"Kairos set a hard final number: $1 million, pay by Friday, or the files go public." — Rakesh Krishnan, Ransom-ISAC case study
The negotiation: Kairos, the price, and the payment
A month-long negotiation reconstructed by Rakesh Krishnan for Ransom-ISAC shows a familiar arc: an opening demand of $3 million from a group calling itself Kairos, followed by back-and-forth offers that ended with a roughly $1 million payment on June 13, 2025. According to the leaked negotiation chat and the blockchain trail Krishnan mapped, Kairos initially claimed to be holding more than 2 terabytes of data — about 1.6 million files — and used countdowns, tight deadlines and staged threats to press the victim.
The negotiation timeline in the case study records the victim’s initial offer at $100,000, incremental increases to $255,000 and $430,000, and Kairos’ step-down from $3 million to $2 million before imposing the hard $1 million deadline. The payment was roughly 9.44 bitcoin, worth about $1 million at the time, and according to Krishnan the victim paid on June 13, 2025.
Blockchain traces: where the money went
Krishnan traced the bitcoin payment through a chain of wallets. Within hours the funds were split in two and pushed toward deposit addresses tied to the crypto exchanges Bybit and OKX and to a Russian service called BELQI. The analysis shows how blockchain tracing gives investigative leads — exchange-associated deposit addresses — but not the human identities behind them.

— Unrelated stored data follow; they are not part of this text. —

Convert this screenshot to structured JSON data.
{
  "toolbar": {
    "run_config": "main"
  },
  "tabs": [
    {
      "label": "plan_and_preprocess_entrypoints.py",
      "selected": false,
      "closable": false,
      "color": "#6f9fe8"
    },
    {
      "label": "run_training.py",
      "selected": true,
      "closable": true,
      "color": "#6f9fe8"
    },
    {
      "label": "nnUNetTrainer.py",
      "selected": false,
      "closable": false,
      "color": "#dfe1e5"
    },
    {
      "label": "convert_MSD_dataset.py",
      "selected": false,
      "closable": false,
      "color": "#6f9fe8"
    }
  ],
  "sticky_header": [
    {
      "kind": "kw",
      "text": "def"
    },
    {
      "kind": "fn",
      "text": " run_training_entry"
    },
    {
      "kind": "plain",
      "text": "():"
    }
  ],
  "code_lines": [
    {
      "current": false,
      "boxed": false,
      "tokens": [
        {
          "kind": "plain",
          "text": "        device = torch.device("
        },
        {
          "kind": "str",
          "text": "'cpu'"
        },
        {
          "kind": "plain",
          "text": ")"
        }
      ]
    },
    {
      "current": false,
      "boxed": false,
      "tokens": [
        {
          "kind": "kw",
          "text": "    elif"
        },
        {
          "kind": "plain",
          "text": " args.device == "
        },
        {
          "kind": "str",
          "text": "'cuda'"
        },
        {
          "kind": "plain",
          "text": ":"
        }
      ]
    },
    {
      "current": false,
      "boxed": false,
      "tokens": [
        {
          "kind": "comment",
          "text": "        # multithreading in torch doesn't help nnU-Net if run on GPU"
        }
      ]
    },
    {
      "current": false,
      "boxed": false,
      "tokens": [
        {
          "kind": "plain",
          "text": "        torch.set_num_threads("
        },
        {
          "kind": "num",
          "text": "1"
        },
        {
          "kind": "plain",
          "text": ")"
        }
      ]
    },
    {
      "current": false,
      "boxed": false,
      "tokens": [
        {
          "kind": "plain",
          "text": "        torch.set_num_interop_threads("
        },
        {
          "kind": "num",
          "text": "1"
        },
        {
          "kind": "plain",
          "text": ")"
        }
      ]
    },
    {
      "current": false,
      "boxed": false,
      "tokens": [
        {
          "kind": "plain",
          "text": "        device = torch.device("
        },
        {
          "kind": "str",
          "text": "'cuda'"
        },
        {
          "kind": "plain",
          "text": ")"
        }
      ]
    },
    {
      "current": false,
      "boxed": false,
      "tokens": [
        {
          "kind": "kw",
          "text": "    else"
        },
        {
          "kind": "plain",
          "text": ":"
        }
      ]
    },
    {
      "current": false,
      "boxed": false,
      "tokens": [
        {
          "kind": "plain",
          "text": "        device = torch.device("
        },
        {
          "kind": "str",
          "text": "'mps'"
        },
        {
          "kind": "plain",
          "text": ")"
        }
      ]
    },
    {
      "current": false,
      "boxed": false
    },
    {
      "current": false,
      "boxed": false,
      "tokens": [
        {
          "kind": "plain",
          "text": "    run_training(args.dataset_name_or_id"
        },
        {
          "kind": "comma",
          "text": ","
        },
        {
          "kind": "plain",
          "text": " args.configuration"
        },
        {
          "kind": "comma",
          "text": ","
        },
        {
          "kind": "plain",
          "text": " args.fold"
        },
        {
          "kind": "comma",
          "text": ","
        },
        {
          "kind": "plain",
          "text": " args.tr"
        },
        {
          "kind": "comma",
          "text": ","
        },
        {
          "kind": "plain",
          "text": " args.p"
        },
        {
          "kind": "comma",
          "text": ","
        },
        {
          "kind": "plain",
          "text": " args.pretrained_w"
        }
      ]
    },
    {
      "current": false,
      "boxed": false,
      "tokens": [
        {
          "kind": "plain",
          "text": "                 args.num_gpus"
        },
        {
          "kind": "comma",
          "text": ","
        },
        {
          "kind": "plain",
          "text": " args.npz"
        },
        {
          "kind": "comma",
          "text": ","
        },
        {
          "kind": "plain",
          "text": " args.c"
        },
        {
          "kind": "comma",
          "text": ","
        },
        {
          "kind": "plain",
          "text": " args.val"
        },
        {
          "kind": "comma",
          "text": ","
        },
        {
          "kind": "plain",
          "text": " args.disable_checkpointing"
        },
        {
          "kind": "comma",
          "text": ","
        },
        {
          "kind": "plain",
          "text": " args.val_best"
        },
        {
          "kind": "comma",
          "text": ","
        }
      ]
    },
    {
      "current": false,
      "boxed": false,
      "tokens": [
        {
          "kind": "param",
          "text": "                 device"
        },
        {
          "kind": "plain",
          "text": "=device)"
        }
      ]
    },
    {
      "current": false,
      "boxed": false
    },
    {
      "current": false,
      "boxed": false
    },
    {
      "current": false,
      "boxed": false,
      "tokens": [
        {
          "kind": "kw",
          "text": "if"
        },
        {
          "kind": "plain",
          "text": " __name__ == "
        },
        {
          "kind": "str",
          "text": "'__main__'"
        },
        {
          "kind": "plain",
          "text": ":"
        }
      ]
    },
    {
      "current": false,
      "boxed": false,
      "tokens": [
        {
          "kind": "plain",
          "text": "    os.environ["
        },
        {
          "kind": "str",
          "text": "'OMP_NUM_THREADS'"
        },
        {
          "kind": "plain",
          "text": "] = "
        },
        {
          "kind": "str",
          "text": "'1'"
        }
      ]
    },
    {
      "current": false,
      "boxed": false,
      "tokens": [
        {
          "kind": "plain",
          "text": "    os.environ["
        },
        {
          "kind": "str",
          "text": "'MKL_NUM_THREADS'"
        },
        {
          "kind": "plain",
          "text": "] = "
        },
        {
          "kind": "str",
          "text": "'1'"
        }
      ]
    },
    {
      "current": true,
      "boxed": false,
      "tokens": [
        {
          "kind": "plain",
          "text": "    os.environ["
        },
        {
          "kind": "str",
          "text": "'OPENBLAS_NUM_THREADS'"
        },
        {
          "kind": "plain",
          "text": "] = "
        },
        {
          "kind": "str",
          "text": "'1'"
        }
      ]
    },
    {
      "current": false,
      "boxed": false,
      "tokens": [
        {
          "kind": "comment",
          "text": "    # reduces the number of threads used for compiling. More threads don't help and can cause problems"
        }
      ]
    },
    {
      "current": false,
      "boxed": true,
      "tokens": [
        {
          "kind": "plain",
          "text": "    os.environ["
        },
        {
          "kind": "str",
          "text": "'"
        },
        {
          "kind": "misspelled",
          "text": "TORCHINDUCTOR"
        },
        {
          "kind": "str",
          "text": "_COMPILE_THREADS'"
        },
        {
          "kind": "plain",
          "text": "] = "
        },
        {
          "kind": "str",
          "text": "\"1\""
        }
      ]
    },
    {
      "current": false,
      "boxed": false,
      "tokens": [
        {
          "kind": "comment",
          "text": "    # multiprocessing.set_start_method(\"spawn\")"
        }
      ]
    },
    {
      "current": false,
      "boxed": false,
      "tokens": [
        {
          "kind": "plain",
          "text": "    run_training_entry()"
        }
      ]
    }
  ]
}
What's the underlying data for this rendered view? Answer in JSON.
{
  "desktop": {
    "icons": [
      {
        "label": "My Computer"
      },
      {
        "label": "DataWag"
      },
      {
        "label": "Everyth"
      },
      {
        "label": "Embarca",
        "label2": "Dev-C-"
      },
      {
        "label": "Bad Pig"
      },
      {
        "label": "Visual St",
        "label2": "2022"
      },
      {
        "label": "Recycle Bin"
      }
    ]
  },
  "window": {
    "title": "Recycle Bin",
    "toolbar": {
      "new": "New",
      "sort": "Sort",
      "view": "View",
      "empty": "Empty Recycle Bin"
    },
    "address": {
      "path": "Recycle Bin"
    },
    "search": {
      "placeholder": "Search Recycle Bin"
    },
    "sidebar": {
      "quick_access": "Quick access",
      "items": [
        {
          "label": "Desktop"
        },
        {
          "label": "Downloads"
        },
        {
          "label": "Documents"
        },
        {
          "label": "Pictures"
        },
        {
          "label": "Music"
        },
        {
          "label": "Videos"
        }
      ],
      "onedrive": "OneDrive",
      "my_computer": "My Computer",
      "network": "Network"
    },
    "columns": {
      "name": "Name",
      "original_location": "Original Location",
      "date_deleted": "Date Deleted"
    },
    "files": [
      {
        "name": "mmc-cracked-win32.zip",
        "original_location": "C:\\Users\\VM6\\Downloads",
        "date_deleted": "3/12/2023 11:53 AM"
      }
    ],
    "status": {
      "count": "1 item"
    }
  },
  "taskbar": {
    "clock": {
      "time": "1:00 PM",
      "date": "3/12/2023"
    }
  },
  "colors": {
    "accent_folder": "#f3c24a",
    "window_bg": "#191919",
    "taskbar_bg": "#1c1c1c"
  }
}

That tracing also shows the limits of paying: Kairos provided a “proof of deletion” file after the transfer, but the file list only demonstrated the attackers once possessed the items, not that originals had been wiped. The case study emphasizes that a receipt written by the thief is not the same as verifiable, forensic deletion.
The likely victim: clues pointing to Union County, Ohio
Krishnan does not name the victim, but the leaked proof-of-theft files carry labeled names—Union.xlsx, 1 union co psi template.doc and a final archive union.rar—that point to Union County, Ohio. The chat quotes the victim describing itself as a small county with limited resources and shows the attacker spotlighting a folder marked “prosecutors office,” warning that leaking it would help criminals dodge charges.
The clues match a public incident: in May 2025 Union County, Ohio said it had detected ransomware on its network and later notified 45,487 residents and staff that their data had been taken. That notification said stolen records included Social Security and financial details, fingerprints and passport numbers and affected most of a county with a population of roughly 70,000. Neither the county nor Kairos has confirmed the connection, and The Hacker News has contacted the Union County Commissioners’ Office for comment.
Technique: data-theft extortion, not traditional encryption
Krishnan’s case study highlights a substantive shift: Kairos appears never to have encrypted a single machine. There is no encryptor, no locker, no demand for a decryption key in the leaked materials. Instead the threat model was simple — steal files and charge the victim not to publish them. Union County described its incident as ransomware, a label frequently used, but the Kairos example shows how the term now covers operations that rely solely on pure data-theft extortion.
Sophos reported in 2025 that only about half of ransomware attacks still involve any encryption — the lowest rate in six years — and some groups have dropped encryption entirely. The case study places Kairos in that pattern; it also notes the use of burner file links like temp.sh addresses to move stolen files and that Kairos claimed entry by simply guessing a password.
What this means for small governments, security teams, and residents
- Small governments: The case underscores a harsh reality for resource-constrained local agencies — a quiet, undisclosed payment of about $1 million may have happened after an incident that was publicly called “ransomware.” Counties should assume any promise to delete stolen data is worth nothing and plan communications and legal responses before a crisis.
- Security teams and IT: The case study reinforces basic controls: enable multi-factor authentication (Kairos claimed a guessed password granted access), monitor for repeated failed logins and large outbound transfers, isolate legal and HR records, and watch for burner file-sharing links like temp.sh.
- Residents and affected people: The public notice from Union County in May 2025 — which listed Social Security numbers, financial details, fingerprints and passport numbers among stolen items — is a reminder that data-theft extortion can expose highly sensitive personal information even when systems are not encrypted.
The Kairos story, as Krishnan reconstructs it, is blunt: attackers can extract value without the theatrics of encryption, and blockchain trails can point investigators to exchanges but not to certainty. A dark leak site may go quiet — the Kairos leak site is down and its last known victim showed up in June 2026 — but funds and opportunity continue to move. For small governments and those whose information they hold, the transaction recorded in this case study is both a warning and a partial blueprint of a threat that no longer fits older definitions of “ransomware.”